In short, it's not a perfect supply-and-demand market, but it's interesting to see the details they found.


Anyone have any experience/thoughts on using spot instances with Hadoop? Specifically, regular instances with Hadoop installed (not via Elastic Map Reduce). The cost savings are potentially huge, but I'd hate to lose my instances 80-90% of the way through a set of long running (12-48h) jobs. I guess if I had EBS backed instances I could relaunch and resume, but I'm not sure how well that'd work in practice.


We bring up spot instances all the time with EMR as additional compute capacity, and we're okay with these instances possibly going away because we use HDFS very little. Instead, we store almost everything on S3.
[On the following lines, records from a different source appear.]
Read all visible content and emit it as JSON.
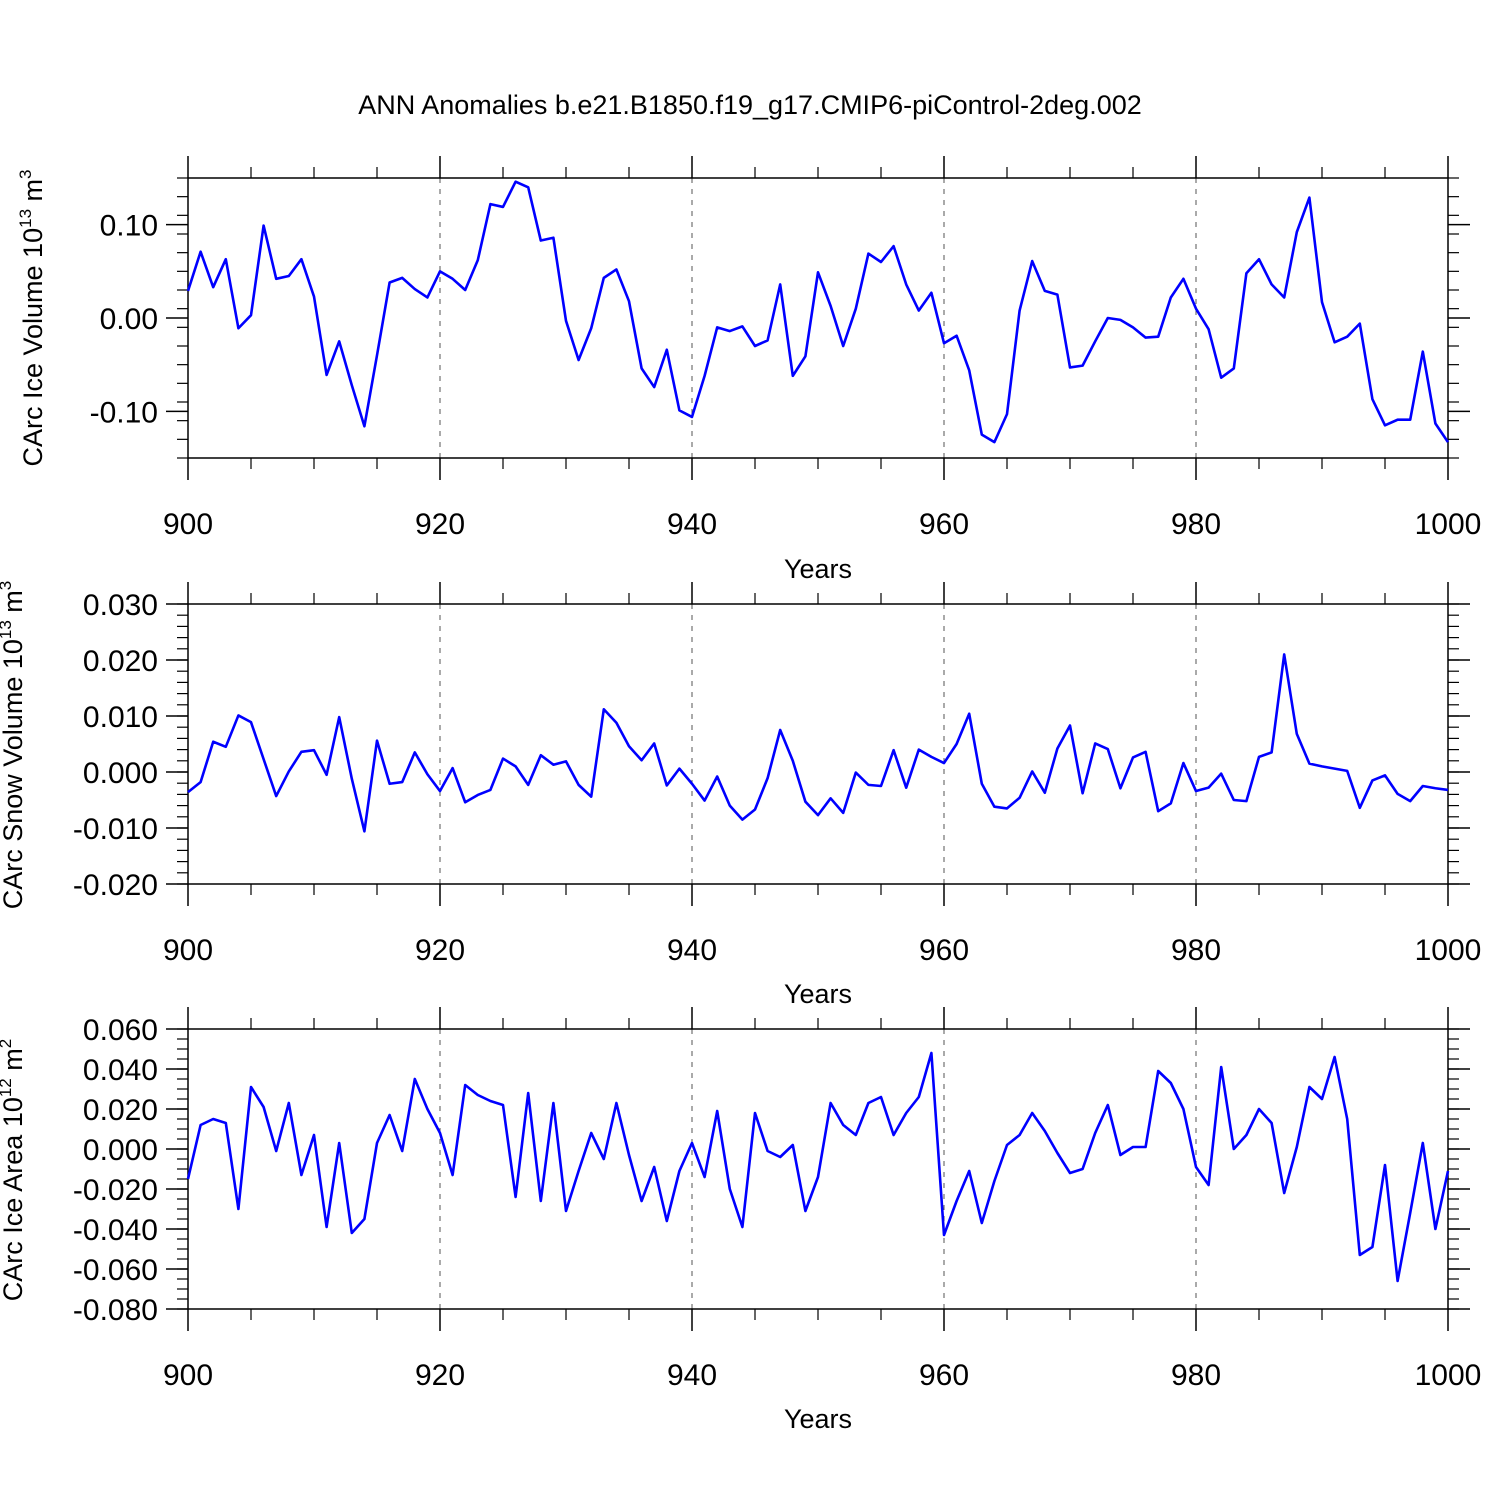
{
  "title": "ANN Anomalies b.e21.B1850.f19_g17.CMIP6-piControl-2deg.002",
  "line_color": "#0000ff",
  "chart_data": [
    {
      "type": "line",
      "xlabel": "Years",
      "ylabel": {
        "text": "CArc Ice Volume 10",
        "exponent": "13",
        "unit": "m",
        "unit_exponent": "3"
      },
      "xlim": [
        900,
        1000
      ],
      "ylim": [
        -0.15,
        0.15
      ],
      "xticks": [
        900,
        920,
        940,
        960,
        980,
        1000
      ],
      "xtick_labels": [
        "900",
        "920",
        "940",
        "960",
        "980",
        "1000"
      ],
      "yticks": [
        -0.1,
        0.0,
        0.1
      ],
      "ytick_labels": [
        "-0.10",
        "0.00",
        "0.10"
      ],
      "yminor_step": 0.02,
      "grid": "dashed vertical",
      "x_start": 900,
      "values": [
        0.029,
        0.071,
        0.033,
        0.063,
        -0.011,
        0.003,
        0.099,
        0.042,
        0.045,
        0.063,
        0.023,
        -0.061,
        -0.025,
        -0.072,
        -0.116,
        -0.04,
        0.038,
        0.043,
        0.031,
        0.022,
        0.05,
        0.042,
        0.03,
        0.062,
        0.122,
        0.119,
        0.146,
        0.14,
        0.083,
        0.086,
        -0.003,
        -0.045,
        -0.011,
        0.043,
        0.052,
        0.018,
        -0.054,
        -0.074,
        -0.034,
        -0.099,
        -0.106,
        -0.062,
        -0.01,
        -0.014,
        -0.009,
        -0.03,
        -0.024,
        0.036,
        -0.062,
        -0.041,
        0.049,
        0.013,
        -0.03,
        0.01,
        0.069,
        0.06,
        0.077,
        0.036,
        0.008,
        0.027,
        -0.027,
        -0.019,
        -0.056,
        -0.125,
        -0.133,
        -0.103,
        0.008,
        0.061,
        0.029,
        0.025,
        -0.053,
        -0.051,
        -0.025,
        0.0,
        -0.002,
        -0.01,
        -0.021,
        -0.02,
        0.022,
        0.042,
        0.01,
        -0.012,
        -0.064,
        -0.054,
        0.048,
        0.063,
        0.036,
        0.022,
        0.092,
        0.129,
        0.017,
        -0.026,
        -0.02,
        -0.006,
        -0.087,
        -0.115,
        -0.109,
        -0.109,
        -0.036,
        -0.113,
        -0.133
      ]
    },
    {
      "type": "line",
      "xlabel": "Years",
      "ylabel": {
        "text": "CArc Snow Volume 10",
        "exponent": "13",
        "unit": "m",
        "unit_exponent": "3"
      },
      "xlim": [
        900,
        1000
      ],
      "ylim": [
        -0.02,
        0.03
      ],
      "xticks": [
        900,
        920,
        940,
        960,
        980,
        1000
      ],
      "xtick_labels": [
        "900",
        "920",
        "940",
        "960",
        "980",
        "1000"
      ],
      "yticks": [
        -0.02,
        -0.01,
        0.0,
        0.01,
        0.02,
        0.03
      ],
      "ytick_labels": [
        "-0.020",
        "-0.010",
        "0.000",
        "0.010",
        "0.020",
        "0.030"
      ],
      "yminor_step": 0.002,
      "grid": "dashed vertical",
      "x_start": 900,
      "values": [
        -0.0036,
        -0.0018,
        0.0054,
        0.0045,
        0.0101,
        0.0089,
        0.0023,
        -0.0043,
        0.0001,
        0.0036,
        0.0039,
        -0.0005,
        0.0098,
        -0.0012,
        -0.0106,
        0.0056,
        -0.0021,
        -0.0018,
        0.0035,
        -0.0004,
        -0.0034,
        0.0007,
        -0.0054,
        -0.0041,
        -0.0032,
        0.0024,
        0.001,
        -0.0023,
        0.003,
        0.0013,
        0.0019,
        -0.0023,
        -0.0044,
        0.0112,
        0.0088,
        0.0046,
        0.0021,
        0.0051,
        -0.0024,
        0.0006,
        -0.0021,
        -0.0051,
        -0.0008,
        -0.006,
        -0.0085,
        -0.0067,
        -0.0011,
        0.0075,
        0.002,
        -0.0053,
        -0.0077,
        -0.0047,
        -0.0073,
        -0.0001,
        -0.0023,
        -0.0025,
        0.0039,
        -0.0028,
        0.004,
        0.0027,
        0.0016,
        0.005,
        0.0104,
        -0.0021,
        -0.0062,
        -0.0065,
        -0.0046,
        0.0001,
        -0.0037,
        0.0042,
        0.0083,
        -0.0038,
        0.0051,
        0.0041,
        -0.0029,
        0.0026,
        0.0036,
        -0.007,
        -0.0056,
        0.0016,
        -0.0034,
        -0.0028,
        -0.0003,
        -0.005,
        -0.0052,
        0.0027,
        0.0035,
        0.021,
        0.0068,
        0.0015,
        0.001,
        0.0006,
        0.0002,
        -0.0064,
        -0.0015,
        -0.0006,
        -0.0039,
        -0.0052,
        -0.0025,
        -0.0029,
        -0.0032
      ]
    },
    {
      "type": "line",
      "xlabel": "Years",
      "ylabel": {
        "text": "CArc Ice Area 10",
        "exponent": "12",
        "unit": "m",
        "unit_exponent": "2"
      },
      "xlim": [
        900,
        1000
      ],
      "ylim": [
        -0.08,
        0.06
      ],
      "xticks": [
        900,
        920,
        940,
        960,
        980,
        1000
      ],
      "xtick_labels": [
        "900",
        "920",
        "940",
        "960",
        "980",
        "1000"
      ],
      "yticks": [
        -0.08,
        -0.06,
        -0.04,
        -0.02,
        0.0,
        0.02,
        0.04,
        0.06
      ],
      "ytick_labels": [
        "-0.080",
        "-0.060",
        "-0.040",
        "-0.020",
        "0.000",
        "0.020",
        "0.040",
        "0.060"
      ],
      "yminor_step": 0.005,
      "grid": "dashed vertical",
      "x_start": 900,
      "values": [
        -0.015,
        0.012,
        0.015,
        0.013,
        -0.03,
        0.031,
        0.021,
        -0.001,
        0.023,
        -0.013,
        0.007,
        -0.039,
        0.003,
        -0.042,
        -0.035,
        0.003,
        0.017,
        -0.001,
        0.035,
        0.02,
        0.008,
        -0.013,
        0.032,
        0.027,
        0.024,
        0.022,
        -0.024,
        0.028,
        -0.026,
        0.023,
        -0.031,
        -0.011,
        0.008,
        -0.005,
        0.023,
        -0.003,
        -0.026,
        -0.009,
        -0.036,
        -0.011,
        0.003,
        -0.014,
        0.019,
        -0.02,
        -0.039,
        0.018,
        -0.001,
        -0.004,
        0.002,
        -0.031,
        -0.014,
        0.023,
        0.012,
        0.007,
        0.023,
        0.026,
        0.007,
        0.018,
        0.026,
        0.048,
        -0.043,
        -0.026,
        -0.011,
        -0.037,
        -0.016,
        0.002,
        0.007,
        0.018,
        0.009,
        -0.002,
        -0.012,
        -0.01,
        0.008,
        0.022,
        -0.003,
        0.001,
        0.001,
        0.039,
        0.033,
        0.02,
        -0.009,
        -0.018,
        0.041,
        0.0,
        0.007,
        0.02,
        0.013,
        -0.022,
        0.001,
        0.031,
        0.025,
        0.046,
        0.015,
        -0.053,
        -0.049,
        -0.008,
        -0.066,
        -0.032,
        0.003,
        -0.04,
        -0.011
      ]
    }
  ]
}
Why are your jobs 12-48hr? Allocate more worker hosts during job runs.


"Master Data Collection Service. A very simple REST service accepts GET and POST requests with key/value pairs. ... we then front end the service with Passenger Fusion and Apache httpd. This service requires great attention, as it’s the likeliest bottleneck in the whole architecture." Seems this can be replaced by DynamoDB.


Thanks for all the commentary. We're planning on presenting this work at reInvent with the folks from Common Crawl, and also releasing sample code to github. For those who haven't yet tried spot instances, or looked into the Common Crawl data set, we highly recommend them!


What about using elastic map reduce with spot instances instead of a custom job queue. Hadoop seems to do this for us and supports the arc format as an inputformat.


You can do that with ease. Here's my blog post:

http://aws.typepad.com/aws/2011/08/run-amazon-elastic-mapred...


Yes I was wondering why the author implemented his own queuing mechanism instead of just using hadoop via EMR.


I want to use common crawl to periodically fetch crawled data for some of the sites. How frequently does common crawl updates its data set. Does it crawl all sites?